Self-similar blowup for the cubic Schrödinger equation
Roland Donninger, Birgit Schörkhuber
TL;DR
The authors prove the existence of a nontrivial, finite-energy self-similar blowup solution for the 3D focusing cubic NLS by constructing an accurate, radially symmetric self-similar profile $Q$ and a corresponding self-similar solution $\\psi_*(t,x)$. They develop a rigorous, computer-assisted fixed-point argument around a numerically computed approximation, combining a Chebyshev pseudo-spectral method with fraction-precise arithmetic to obtain explicit, verifiable bounds.

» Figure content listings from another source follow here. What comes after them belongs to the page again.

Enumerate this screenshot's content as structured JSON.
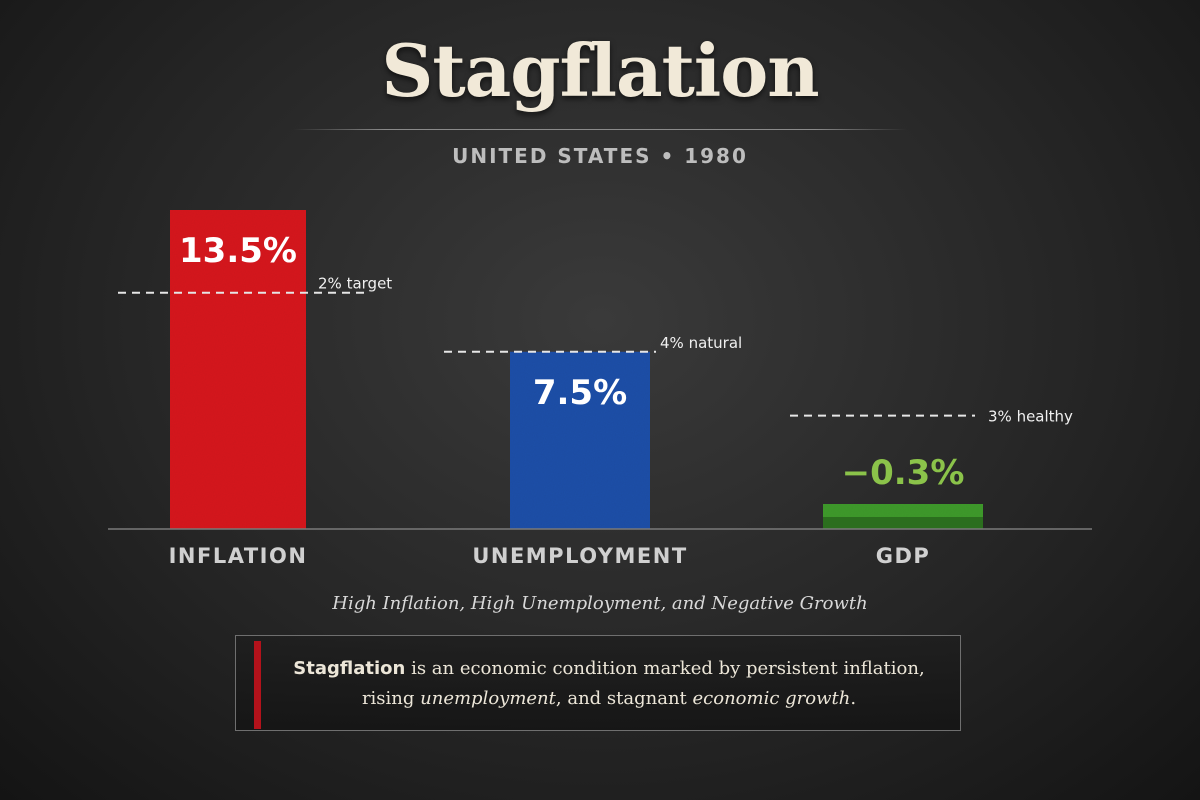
{
  "chart_data": {
    "type": "bar",
    "title": "Stagflation",
    "subtitle": "UNITED STATES • 1980",
    "categories": [
      "INFLATION",
      "UNEMPLOYMENT",
      "GDP"
    ],
    "values": [
      13.5,
      7.5,
      -0.3
    ],
    "value_labels": [
      "13.5%",
      "7.5%",
      "−0.3%"
    ],
    "colors": [
      "#d6161c",
      "#1e4fa8",
      "#3f9a2c"
    ],
    "value_label_colors": [
      "#ffffff",
      "#ffffff",
      "#8bc34a"
    ],
    "reference_lines": [
      {
        "value": 10,
        "label": "2% target"
      },
      {
        "value": 7.5,
        "label": "4% natural"
      },
      {
        "value": 4.8,
        "label": "3% healthy"
      }
    ],
    "ylim": [
      -0.5,
      13.5
    ],
    "grid": false,
    "legend": "none"
  },
  "caption": "High Inflation, High Unemployment, and Negative Growth",
  "definition": {
    "term": "Stagflation",
    "text_1": " is an economic condition marked by persistent inflation,",
    "text_2a": "rising ",
    "text_2b": "unemployment",
    "text_2c": ", and stagnant ",
    "text_2d": "economic growth",
    "text_2e": "."
  }
}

The core innovation lies in formulating a robust abstract framework with admissible left/right fundamental matrices, a regularized inverse, and a carefully designed function space pair $(X,Y)$ that allow contraction despite the problem’s unbounded domain and symmetry-induced noninvertibility. This approach yields both qualitative and quantitative evidence that the constructed profile matches the numerically observed universal blowup shape, contributing a rigorous foundation for the universality of the breakdown pattern in the 3D cubic NLS. The methodology blends deep analytic structure with exact, reproducible numerics, offering a blueprint for rigorous computer-assisted proofs in nonlinear dispersive equations.
Abstract
We give a rigorous proof for the existence of a finite-energy, self-similar solution to the focusing cubic Schrödinger equation in three spatial dimensions. The proof is computer-assisted and relies on a fixed point argument that shows the existence of a solution in the vicinity of a numerically constructed approximation. The latter is obtained by a standard pseudo-spectral method. The computer-assisted part of the rigorous proof uses nothing but fraction arithmetic in order to obtain quantitative bounds for the fixed point argument.